My kids are all jammed close together – three in under four years – so when my youngest was born, there was a lot of talk, especially with my eldest about how the baby was growing, when she was going to come and how we were getting ready for her.

My boys both had a “baby” of their own – dolls I naively hoped they would cuddle and treat gently, in preparation for their sister to arrive. I should have known from the first doll attempt while preparing my first for his brother that I was being just a little optimistic. Those poor “babies” got pounded, thrown down stairs and dragged through the dirt. The boys were far more interested in their cars and toy trains.

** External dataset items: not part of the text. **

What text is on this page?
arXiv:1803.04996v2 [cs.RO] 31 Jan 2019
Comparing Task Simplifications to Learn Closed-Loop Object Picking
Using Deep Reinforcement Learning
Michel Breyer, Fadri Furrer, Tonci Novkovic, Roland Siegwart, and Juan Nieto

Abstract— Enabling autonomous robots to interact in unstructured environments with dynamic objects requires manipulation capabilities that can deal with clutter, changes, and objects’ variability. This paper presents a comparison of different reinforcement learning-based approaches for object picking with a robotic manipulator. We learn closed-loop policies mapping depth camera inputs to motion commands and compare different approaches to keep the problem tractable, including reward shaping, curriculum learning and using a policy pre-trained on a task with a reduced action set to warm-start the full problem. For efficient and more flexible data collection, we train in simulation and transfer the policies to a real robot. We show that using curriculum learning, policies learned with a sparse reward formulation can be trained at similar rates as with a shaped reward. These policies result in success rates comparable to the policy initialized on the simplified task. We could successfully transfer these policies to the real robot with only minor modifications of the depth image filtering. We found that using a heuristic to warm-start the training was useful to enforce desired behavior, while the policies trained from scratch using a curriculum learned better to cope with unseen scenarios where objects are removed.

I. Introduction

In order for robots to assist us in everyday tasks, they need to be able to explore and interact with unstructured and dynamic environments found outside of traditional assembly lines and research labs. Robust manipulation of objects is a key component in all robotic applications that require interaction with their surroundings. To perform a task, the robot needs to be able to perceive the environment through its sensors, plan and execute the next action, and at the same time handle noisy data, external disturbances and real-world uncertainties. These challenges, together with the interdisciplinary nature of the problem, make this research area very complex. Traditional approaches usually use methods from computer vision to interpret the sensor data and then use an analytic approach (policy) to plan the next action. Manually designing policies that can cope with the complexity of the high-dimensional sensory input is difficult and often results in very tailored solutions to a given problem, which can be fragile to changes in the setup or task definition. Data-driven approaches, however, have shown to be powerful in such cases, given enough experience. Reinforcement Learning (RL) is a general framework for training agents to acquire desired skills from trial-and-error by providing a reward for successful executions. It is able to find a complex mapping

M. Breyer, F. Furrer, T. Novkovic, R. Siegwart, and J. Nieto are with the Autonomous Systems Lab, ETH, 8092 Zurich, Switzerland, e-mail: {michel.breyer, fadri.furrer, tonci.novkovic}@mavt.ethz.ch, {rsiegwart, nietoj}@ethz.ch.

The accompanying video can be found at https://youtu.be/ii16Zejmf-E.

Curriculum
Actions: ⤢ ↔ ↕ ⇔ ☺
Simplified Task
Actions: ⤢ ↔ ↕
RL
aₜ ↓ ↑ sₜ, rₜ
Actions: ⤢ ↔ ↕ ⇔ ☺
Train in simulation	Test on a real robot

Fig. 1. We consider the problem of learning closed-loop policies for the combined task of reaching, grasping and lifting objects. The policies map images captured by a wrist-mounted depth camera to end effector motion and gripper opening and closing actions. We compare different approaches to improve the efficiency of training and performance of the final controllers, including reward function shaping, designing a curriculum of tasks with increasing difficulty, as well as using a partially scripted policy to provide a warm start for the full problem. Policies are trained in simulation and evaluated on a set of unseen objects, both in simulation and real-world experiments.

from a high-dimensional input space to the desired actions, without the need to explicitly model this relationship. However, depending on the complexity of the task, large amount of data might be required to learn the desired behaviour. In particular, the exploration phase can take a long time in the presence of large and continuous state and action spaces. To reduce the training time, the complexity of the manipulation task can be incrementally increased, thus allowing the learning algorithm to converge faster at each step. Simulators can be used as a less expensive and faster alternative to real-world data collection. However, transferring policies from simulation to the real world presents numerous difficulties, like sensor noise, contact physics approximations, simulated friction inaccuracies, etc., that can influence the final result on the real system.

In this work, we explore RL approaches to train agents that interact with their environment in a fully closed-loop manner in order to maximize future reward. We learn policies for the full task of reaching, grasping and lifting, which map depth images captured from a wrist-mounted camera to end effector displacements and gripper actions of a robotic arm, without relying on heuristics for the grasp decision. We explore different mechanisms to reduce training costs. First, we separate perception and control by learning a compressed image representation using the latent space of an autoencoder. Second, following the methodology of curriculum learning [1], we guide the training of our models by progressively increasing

My delivery day came and went. Like her brothers before here, my daughter was in no hurry to arrive. An induction date was selected, grandparents arrived and the whole thing went off on schedule. Anxious to get back to my family and out of the hospital, I brought my daughter home as soon as they’d let me, and the boys seemed to love her. The grandparents headed home after a couple of days, and I learned how to be a Mum to three little ones. Life had achieved a new normal.

So imagine my surprise, sitting outside in the back yard with guests one evening several months later, when my eldest, now getting a little closer to four, pipes up, clearly confused. “Mummy, how did my sister get out of your uterus?”  As I tried to pull together some age appropriate answer, I must have said something like ladies having a special tunnel in their body that the baby comes through.” Silence. “Oh good,” I thought, ”That must have satisfied him.” I patted myself on my back, through the baby brain fog, figuring I’d hit the mark, when he exclaimed joyfully, “Oh, just like Thomas the Tank Engine!”

After we composed ourselves, I had to explain that it wasn’t quite like Thomas coming through a tunnel (she was almost 9 1/2 pounds!), but that it was close. That was enough to make him happy, and he scampered off again to play.  I was reminded, not for the first time, how kids think and how important it is to give them the right amount of information, while staying truthful and true to your goals – and most importantly, how when they give you the chance, to laugh!